In lieu of a conclusion

In an ironic manner, the candidacy of Peter Obi who held the reins of one of the most brutal commands of the SARS, has been buoyed by significant sections of the EndSARS movement. And the winds behind his neo-populist sails, driving a steady neoliberal ship further, has the unction of organised labour which he brutally repressed when he ruled over one of the thirty six states of the federation he now seeks to lead as president.

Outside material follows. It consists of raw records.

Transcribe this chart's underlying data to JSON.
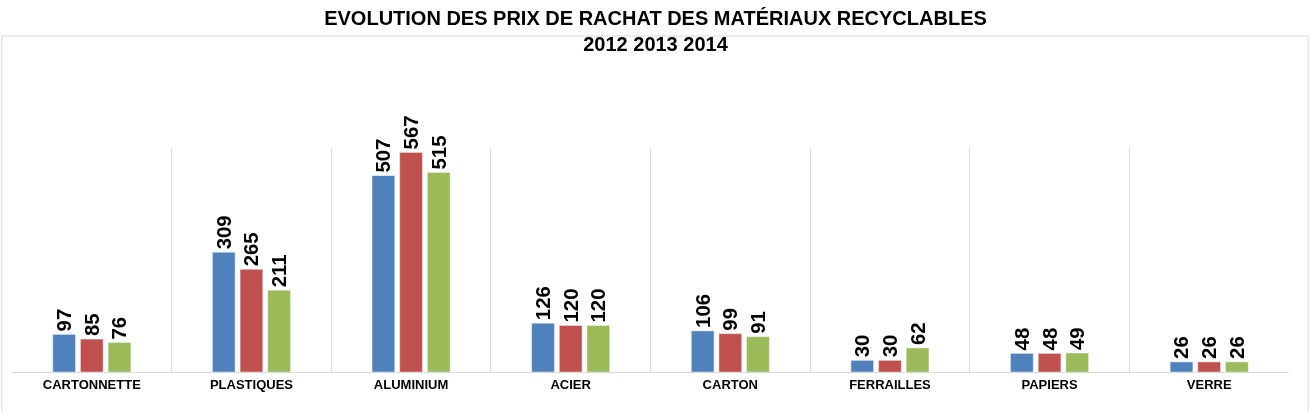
{
  "chart_data": {
    "type": "bar",
    "title": "EVOLUTION DES PRIX DE RACHAT DES MATÉRIAUX RECYCLABLES\n2012 2013 2014",
    "categories": [
      "CARTONNETTE",
      "PLASTIQUES",
      "ALUMINIUM",
      "ACIER",
      "CARTON",
      "FERRAILLES",
      "PAPIERS",
      "VERRE"
    ],
    "series": [
      {
        "color": "#4f81bd",
        "values": [
          97,
          309,
          507,
          126,
          106,
          30,
          48,
          26
        ]
      },
      {
        "color": "#c0504d",
        "values": [
          85,
          265,
          567,
          120,
          99,
          30,
          48,
          26
        ]
      },
      {
        "color": "#9bbb59",
        "values": [
          76,
          211,
          515,
          120,
          91,
          62,
          49,
          26
        ]
      }
    ],
    "data_labels": true,
    "grid": "x",
    "tick_labels": "x"
  }
}
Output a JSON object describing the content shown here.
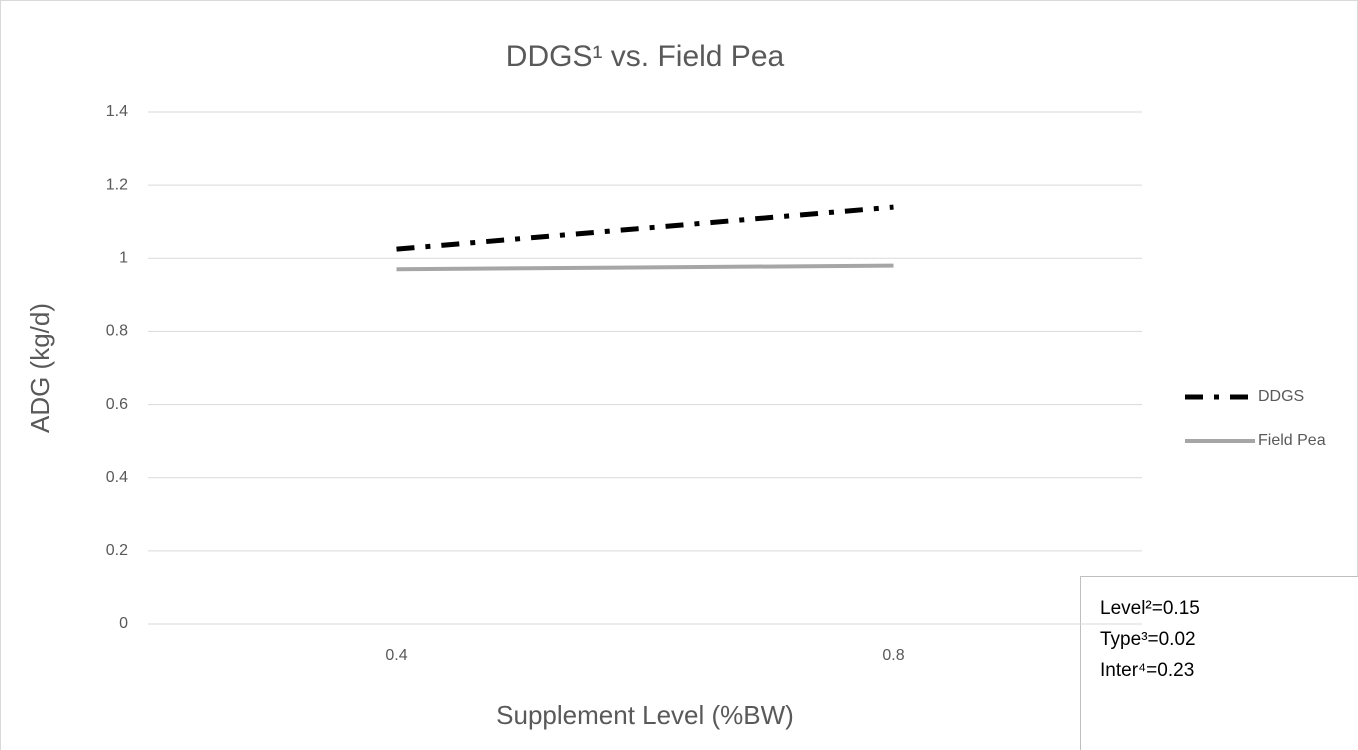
{
  "chart_data": {
    "type": "line",
    "title": "DDGS¹ vs. Field Pea",
    "x_label": "Supplement Level (%BW)",
    "y_label": "ADG (kg/d)",
    "categories": [
      "0.4",
      "0.8"
    ],
    "series": [
      {
        "name": "DDGS",
        "color": "#000000",
        "line_style": "dash-dot",
        "values": [
          1.025,
          1.14
        ]
      },
      {
        "name": "Field Pea",
        "color": "#a6a6a6",
        "line_style": "solid",
        "values": [
          0.97,
          0.98
        ]
      }
    ],
    "ylim": [
      0,
      1.4
    ],
    "yticks": [
      0,
      0.2,
      0.4,
      0.6,
      0.8,
      1,
      1.2,
      1.4
    ],
    "grid": true,
    "legend": "right",
    "annotations": [
      "Level²=0.15",
      "Type³=0.02",
      "Inter⁴=0.23"
    ]
  }
}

It is almost a case of deja vu. General Muhammadu Buhari (GMB) transformed into “President Muhammadu Buhari” (PMB), on the sails of the OccupyNigeria massquake of January 2012, just as “PO” as some call him, is riding high on post-EndSARS THC. This has even led some on the left to the conclusion of the need to support “Obidiency” (some add “critical” to the support for effects). Afterall, he is running on the platform of a labour party.

But moments of mass intoxication like this are precisely the most important times for us to stand up against the dissolution of radical and revolutionary forces into the tempting arms of reformism’s sirens. We must make bold, right from this side of the night to point out what lies in the morning after, and deepen the building of revolutionary forces for the people’s fight in the storm to come.

Just as we said of APC in 2015, an Obi “government might temporarily pursue some pseudo-progressive policies to justify” the radicalised mass base of youths and labour support that is opening the heavens of power to it, “but this will not last long.” The struggle that will unfold well before 2027, will be in our workplaces, communities and on the streets, as much, or even much more than on the ballot. There are two parties in alliance that hold out hope for providing leadership for this struggle for total liberation; the African Action Congress (AAC) and People’s Redemption Party-Vanguard (PRP-V).